A PAC-Bayesian Analysis of Graph Clustering and Pairwise Clustering
Yevgeny Seldin

TL;DR
This paper introduces a PAC-Bayesian framework for graph clustering, providing theoretical guarantees and an algorithm that balances data fit with information preservation, validated by real-world experiments.
Contribution
It adapts PAC-Bayesian analysis to graph clustering, offering a new theoretical bound and an effective minimization algorithm for practical applications.
Findings
The PAC-Bayesian bound is reasonably tight.
The algorithm performs well on real-life problems.
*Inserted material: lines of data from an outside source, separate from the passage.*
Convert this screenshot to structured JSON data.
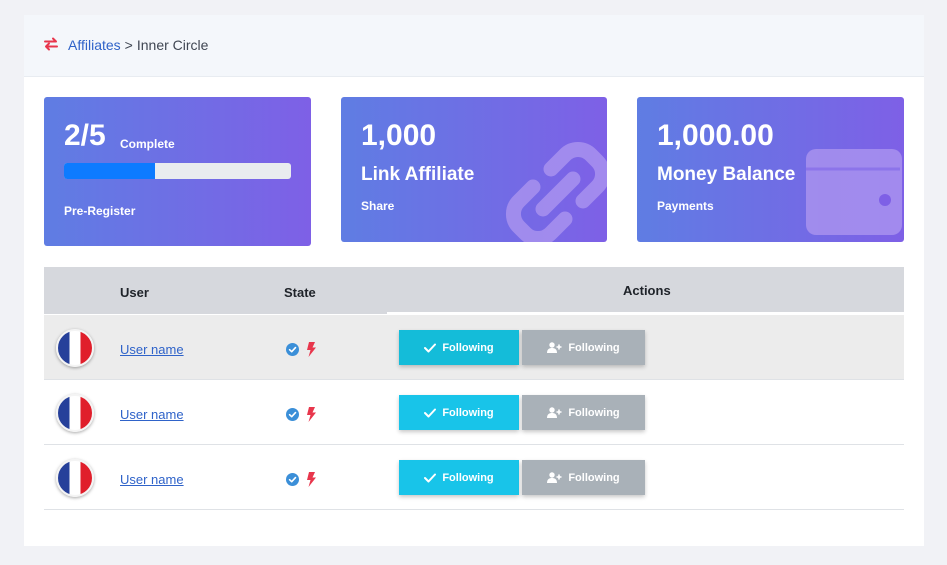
{
  "breadcrumb": {
    "icon": "swap-arrows-icon",
    "link": "Affiliates",
    "separator": ">",
    "current": "Inner Circle"
  },
  "cards": {
    "progress": {
      "value": "2/5",
      "suffix": "Complete",
      "fraction": 0.4,
      "label": "Pre-Register"
    },
    "affiliate": {
      "value": "1,000",
      "title": "Link Affiliate",
      "label": "Share",
      "icon": "link-icon"
    },
    "balance": {
      "value": "1,000.00",
      "title": "Money Balance",
      "label": "Payments",
      "icon": "wallet-icon"
    }
  },
  "table": {
    "headers": {
      "user": "User",
      "state": "State",
      "actions": "Actions"
    },
    "rows": [
      {
        "name": "User name",
        "follow_label": "Following",
        "user_label": "Following"
      },
      {
        "name": "User name",
        "follow_label": "Following",
        "user_label": "Following"
      },
      {
        "name": "User name",
        "follow_label": "Following",
        "user_label": "Following"
      }
    ]
  },
  "colors": {
    "accent": "#2f63c9",
    "card_gradient_start": "#5f7de3",
    "card_gradient_end": "#7e60e6",
    "follow_button": "#18c4e9",
    "user_button": "#a9b1b8",
    "progress_fill": "#0d7bff",
    "bolt": "#e8364c",
    "check": "#3b8fd8"
  }
}
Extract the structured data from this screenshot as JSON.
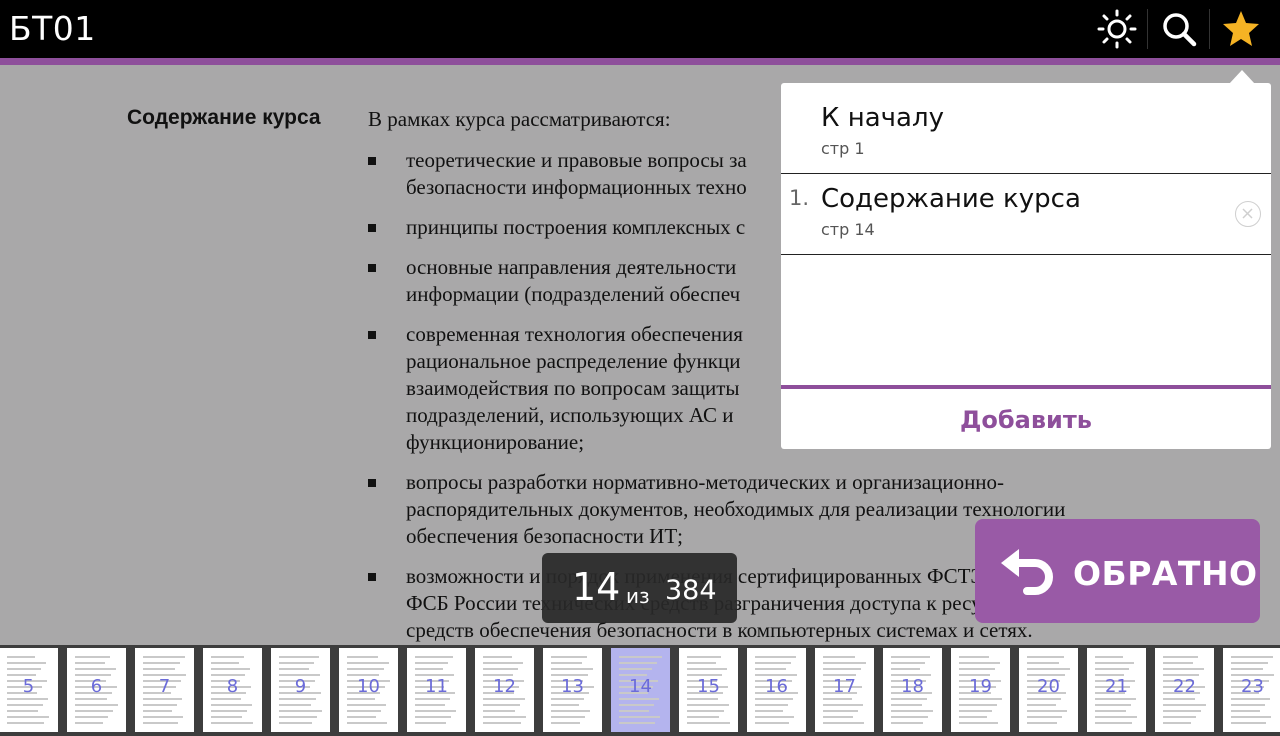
{
  "header": {
    "title": "БТ01",
    "icons": [
      "brightness-icon",
      "search-icon",
      "star-icon"
    ],
    "accent_color": "#8e4f9b"
  },
  "document": {
    "heading": "Содержание курса",
    "intro": "В рамках курса рассматриваются:",
    "bullets": [
      "теоретические и правовые вопросы за\nбезопасности информационных техно",
      "принципы построения комплексных с",
      "основные направления деятельности\nинформации (подразделений обеспеч",
      "современная технология обеспечения\nрациональное распределение функци\nвзаимодействия по вопросам защиты\nподразделений, использующих АС и\nфункционирование;",
      "вопросы разработки нормативно-методических и организационно-\nраспорядительных документов, необходимых для реализации технологии\nобеспечения безопасности ИТ;",
      "возможности и порядок применения сертифицированных ФСТЭК и\nФСБ России технических средств разграничения доступа к ресурсам АС и\nсредств обеспечения безопасности в компьютерных системах и сетях."
    ]
  },
  "bookmarks": {
    "items": [
      {
        "num": "",
        "title": "К началу",
        "page": "стр 1",
        "removable": false
      },
      {
        "num": "1.",
        "title": "Содержание курса",
        "page": "стр 14",
        "removable": true
      }
    ],
    "add_label": "Добавить"
  },
  "back_button": {
    "label": "ОБРАТНО"
  },
  "page_counter": {
    "current": "14",
    "of": "из",
    "total": "384"
  },
  "thumbnails": {
    "pages": [
      "5",
      "6",
      "7",
      "8",
      "9",
      "10",
      "11",
      "12",
      "13",
      "14",
      "15",
      "16",
      "17",
      "18",
      "19",
      "20",
      "21",
      "22",
      "23"
    ],
    "active": "14"
  }
}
The approach balances empirical fit with mutual information.
Abstract
We formulate weighted graph clustering as a prediction problem: given a subset of edge weights we analyze the ability of graph clustering to predict the remaining edge weights. This formulation enables practical and theoretical comparison of different approaches to graph clustering as well as comparison of graph clustering with other possible ways to model the graph. We adapt the PAC-Bayesian analysis of co-clustering (Seldin and Tishby, 2008; Seldin, 2009) to derive a PAC-Bayesian generalization bound for graph clustering. The bound shows that graph clustering should optimize a trade-off between empirical data fit and the mutual information that clusters preserve on the graph nodes. A similar trade-off derived from information-theoretic considerations was already shown to produce state-of-the-art results in practice (Slonim et al., 2005; Yom-Tov and Slonim, 2009). This paper supports…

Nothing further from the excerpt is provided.